Module-level initialization has one huge problem in Python, though.
That means that as soon as you import a module, initialization happens. Ad infinitum, and you get 0.5s or more import times for libraries like sqlalchemy, requests...
Module-level initialization has one huge problem in Python, though.
That means that as soon as you import a module, initialization happens. Ad infinitum, and you get 0.5s or more import times for libraries like sqlalchemy, requests...
> Ad infinitum
The result of module import is cached (which is also what makes it valid to use a module as a singleton); you do not pay this price repeatedly. Imports can also be deferred; `import` is an ordinary statement in Python which takes effect at runtime rather than compile time.

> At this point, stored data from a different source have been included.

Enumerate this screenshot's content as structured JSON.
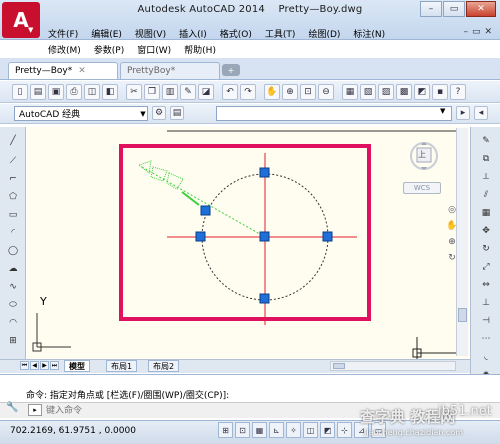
{
  "window": {
    "title": "Autodesk AutoCAD 2014",
    "document_name": "Pretty—Boy.dwg",
    "logo_letter": "A"
  },
  "menu": {
    "row1": [
      "文件(F)",
      "编辑(E)",
      "视图(V)",
      "插入(I)",
      "格式(O)",
      "工具(T)",
      "绘图(D)",
      "标注(N)"
    ],
    "row2": [
      "修改(M)",
      "参数(P)",
      "窗口(W)",
      "帮助(H)"
    ]
  },
  "tabs": [
    {
      "label": "Pretty—Boy*",
      "active": true
    },
    {
      "label": "PrettyBoy*",
      "active": false
    }
  ],
  "toolbar": {
    "workspace": "AutoCAD 经典"
  },
  "viewcube": {
    "face_label": "上",
    "wcs_label": "WCS"
  },
  "canvas": {
    "ucs_y_label": "Y",
    "selection_color": "#e0115f",
    "grip_color": "#1f6fd8",
    "centerline_color": "#e0202a",
    "dimension_color": "#3ccf3c"
  },
  "layout_tabs": [
    "模型",
    "布局1",
    "布局2"
  ],
  "command": {
    "history_line": "命令: 指定对角点或 [栏选(F)/圈围(WP)/圈交(CP)]:",
    "input_placeholder": "键入命令"
  },
  "status": {
    "coordinates": "702.2169, 61.9751 , 0.0000"
  },
  "watermark": {
    "site": "查字典 教程网",
    "brand": "jb51.net",
    "url": "jiaocheng.chazidian.com"
  }
}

Modules that are slow to import are usually slow because of speculatively importing a large tree of sub-modules. Otherwise it's because there's actual work being done in the top-level code, which is generally unavoidable.
(Requests is "only" around a .1s import on my 11-year-old hardware. But yes, that is still pretty big; several times as long as the Python interpreter plus the default modules imported automatically at startup.)
Initialization only happens once, when you import the module for the first time, afaik. Unless you are running multiple Python processes, that is.
yep, the legacy codebase I maintain does a lot of this kind of stuff and has made it difficult to write unit tests in some cases due to all the code that runs at import and all the state we end up with
The article addresses this.
I know, I'm just complaining about the mountain of code that does this at my company. And there is no fixing it using the article's approach or any other for that matter due to the sheer scale of the abuse.